Hak masyarakat hukum adat atas tanah ini, saya jelaskan, bukan sekadar urusan legalistik semata, melainkan fondasi eksistensi mereka. Tanah adalah bagian tak terpisahkan dari identitas, spiritualitas, mata pencarian, dan sistem sosial-budaya mereka. Shapiro mendorong kita untuk melihat bagaimana hak yang fundamental ini, yang secara konstitusional diakui, seringkali berhadapan dengan kekuatan ekonomi dan politik yang lebih besar, mengubah klaim hak menjadi sebuah medan perang di mana narasi hukum formal (seringkali demi investasi atau pembangunan) mendominasi dan mengabaikan narasi hak adat yang lebih otentik dan historis.

Saya menekankan bahwa Shapiro mengajarkan kita untuk melihat hak sebagai instrumen, bukan hanya tujuan. Hak adalah alat yang digunakan oleh berbagai actor negara, korporasi, komunitas, individu untuk memajukan kepentingan mereka. Dan di sinilah titik kritisnya: siapa yang memiliki kekuatan untuk mendefinisikan, menegakkan, atau bahkan meniadakan suatu hak?

“Ketika Ian Shapiro berbicara tentang ‘kontes politik’ hak,” saya melanjutkan, “ia mengajak kita untuk melihat melampaui teks undang-undang. Kita harus menganalisis proses di mana hak itu diakui atau ditolak. Siapa saja yang terlibat? Kepentingan apa yang bermain? Kekuatan apa yang dominan?”

Saya memberikan contoh konkret. Bagaimana hak atas lingkungan yang bersih, yang seharusnya menjadi hak asasi manusia, seringkali tergerus oleh izin Analisis Mengenai Dampak Lingkungan (AMDAL) yang ‘diatur’? Bagaimana hak atas pekerjaan yang layak, dalam praktiknya, bisa direduksi menjadi upah minimum yang tak manusiawi? Semua ini adalah arena pertarungan di mana hak-hak dipertanyakan dan dibentuk.

Diskusi kemudian memanas. Seorang peserta dari Kabupaten Lebong mengangkat tangan. “Jadi, menurut Shapiro, hak itu tidak punya substansi intrinsik? Kalau begitu, apa gunanya kita memperjuangkan hak-hak dasar?”

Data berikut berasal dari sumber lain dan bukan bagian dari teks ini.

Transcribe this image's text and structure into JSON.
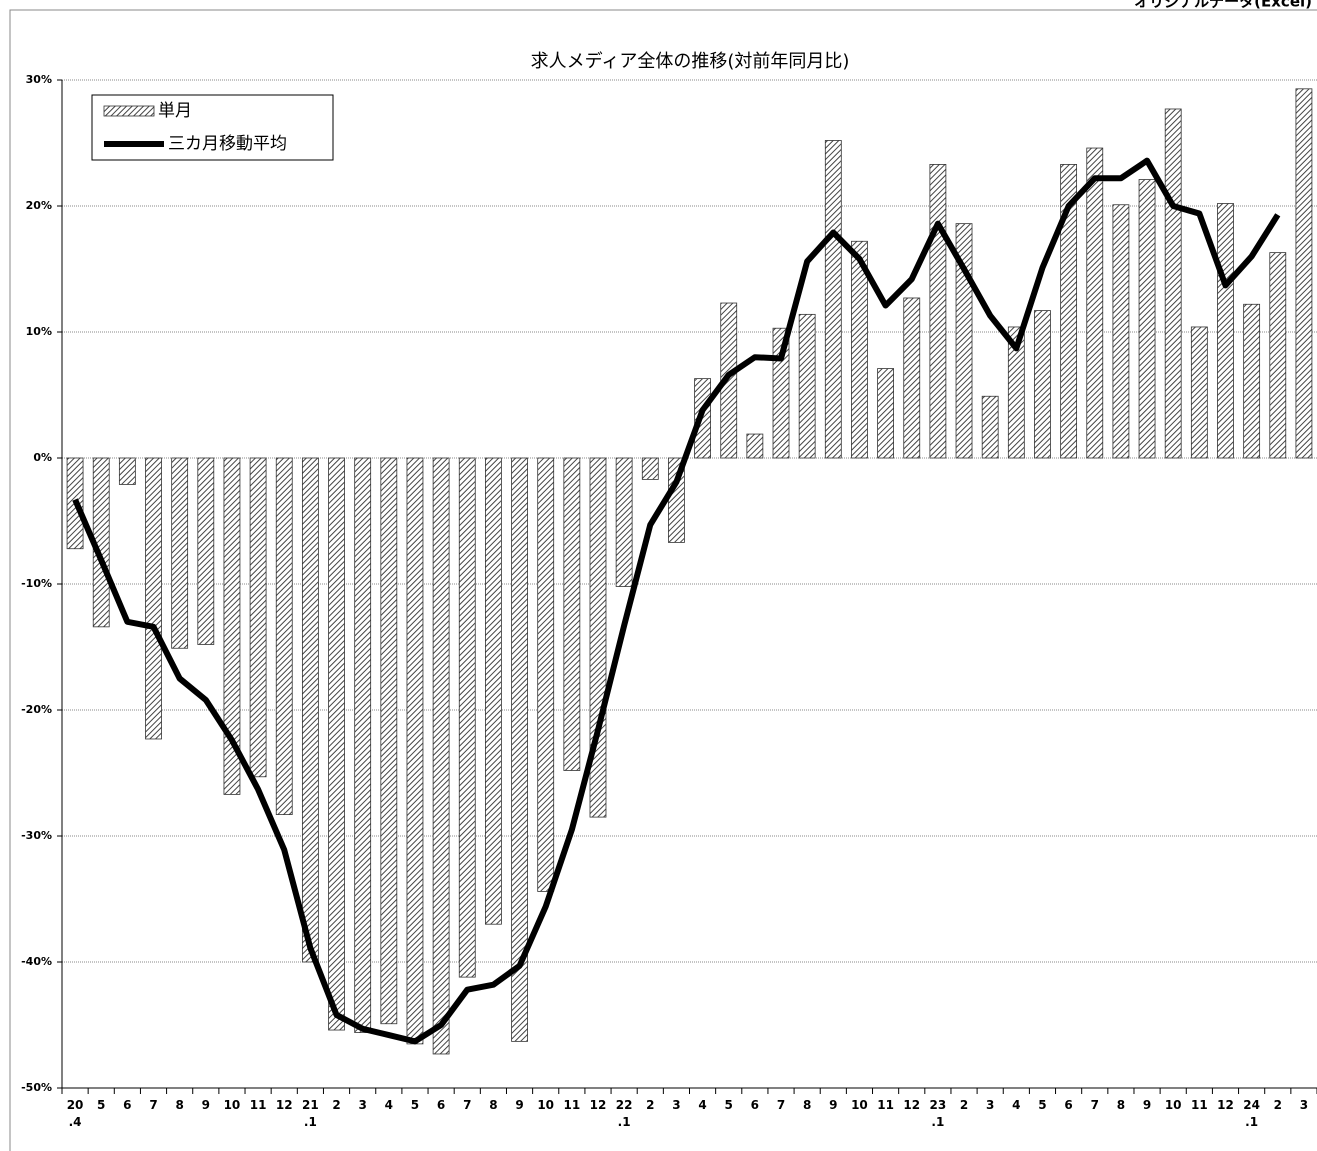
{
  "note_top": "オリジナルデータ(Excel)",
  "chart_data": {
    "type": "bar_line",
    "title": "求人メディア全体の推移(対前年同月比)",
    "categories": [
      "20\n.4",
      "5",
      "6",
      "7",
      "8",
      "9",
      "10",
      "11",
      "12",
      "21\n.1",
      "2",
      "3",
      "4",
      "5",
      "6",
      "7",
      "8",
      "9",
      "10",
      "11",
      "12",
      "22\n.1",
      "2",
      "3",
      "4",
      "5",
      "6",
      "7",
      "8",
      "9",
      "10",
      "11",
      "12",
      "23\n.1",
      "2",
      "3",
      "4",
      "5",
      "6",
      "7",
      "8",
      "9",
      "10",
      "11",
      "12",
      "24\n.1",
      "2",
      "3"
    ],
    "series": [
      {
        "name": "単月",
        "type": "bar",
        "color": "#444444",
        "values": [
          -7.2,
          -13.4,
          -2.1,
          -22.3,
          -15.1,
          -14.8,
          -26.7,
          -25.3,
          -28.3,
          -40.0,
          -45.4,
          -45.6,
          -44.9,
          -46.5,
          -47.3,
          -41.2,
          -37.0,
          -46.3,
          -34.4,
          -24.8,
          -28.5,
          -10.2,
          -1.7,
          -6.7,
          6.3,
          12.3,
          1.9,
          10.3,
          11.4,
          25.2,
          17.2,
          7.1,
          12.7,
          23.3,
          18.6,
          4.9,
          10.4,
          11.7,
          23.3,
          24.6,
          20.1,
          22.1,
          27.7,
          10.4,
          20.2,
          12.2,
          16.3,
          29.3
        ]
      },
      {
        "name": "三カ月移動平均",
        "type": "line",
        "color": "#000000",
        "values": [
          -3.3,
          -8.1,
          -13.0,
          -13.4,
          -17.5,
          -19.2,
          -22.4,
          -26.3,
          -31.1,
          -38.9,
          -44.2,
          -45.3,
          -45.8,
          -46.3,
          -45.0,
          -42.2,
          -41.8,
          -40.3,
          -35.6,
          -29.5,
          -21.6,
          -13.3,
          -5.3,
          -1.9,
          3.8,
          6.6,
          8.0,
          7.9,
          15.6,
          17.9,
          15.8,
          12.1,
          14.2,
          18.6,
          15.0,
          11.3,
          8.7,
          15.1,
          20.0,
          22.2,
          22.2,
          23.6,
          20.0,
          19.4,
          13.7,
          16.0,
          19.3,
          null
        ]
      }
    ],
    "ylim": [
      -50,
      30
    ],
    "yticks": [
      {
        "value": -50,
        "label": "-50%"
      },
      {
        "value": -40,
        "label": "-40%"
      },
      {
        "value": -30,
        "label": "-30%"
      },
      {
        "value": -20,
        "label": "-20%"
      },
      {
        "value": -10,
        "label": "-10%"
      },
      {
        "value": 0,
        "label": "0%"
      },
      {
        "value": 10,
        "label": "10%"
      },
      {
        "value": 20,
        "label": "20%"
      },
      {
        "value": 30,
        "label": "30%"
      }
    ],
    "grid": true,
    "legend": "top-left"
  }
}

Pertanyaan yang bagus. Saya menjelaskan bahwa Shapiro tidak menafikan pentingnya hak-hak fundamental. Justru sebaliknya, ia ingin kita memahami bahwa hak-hak tersebut tidak akan terwujud hanya dengan mendeklarasikannya. Mereka harus diperjuangkan secara gigih, didukung oleh mobilisasi sosial, dan ditegakkan melalui institusi yang akuntabel.

“Intinya,” saya menyimpulkan, “Shapiro memaksa kita untuk menjadi pragmatis. Hak bukan tentang apa yang idealnya harus ada, melainkan tentang apa yang bisa dicapai dan dipertahankan dalam lanskap kekuasaan yang ada. Tugas kita kemudian adalah memahami dinamika ini, mencari celah, dan memperkuat posisi mereka yang terpinggirkan agar klaim hak-hak mereka dapat diakui dan ditegakkan.”

Pelatihan berlanjut dengan sesi kelompok dan studi kasus, di mana peserta mencoba menerapkan lensa Shapiro pada persoalan hukum yang mereka hadapi. Saya melihat percikan di mata mereka, pemahaman yang lebih dalam, keberanian untuk mempertanyakan, dan strategi baru untuk perjuangan keadilan.

Meninggalkan aula sore itu, saya merasa puas. Bukan hanya karena telah menyampaikan materi, tetapi karena telah menanamkan benih pemikiran kritis. Teori Ian Shapiro, yang saya bawakan, bukan hanya sekadar gagasan filosofis, melainkan sebuah peta jalan bagi para pejuang keadilan untuk menavigasi kompleksitas pertarungan hak di dunia nyata. Dan dalam pelatihan hukum kritis ini, saya menyaksikan para pejuang itu semakin mengasah senjata intelektual mereka.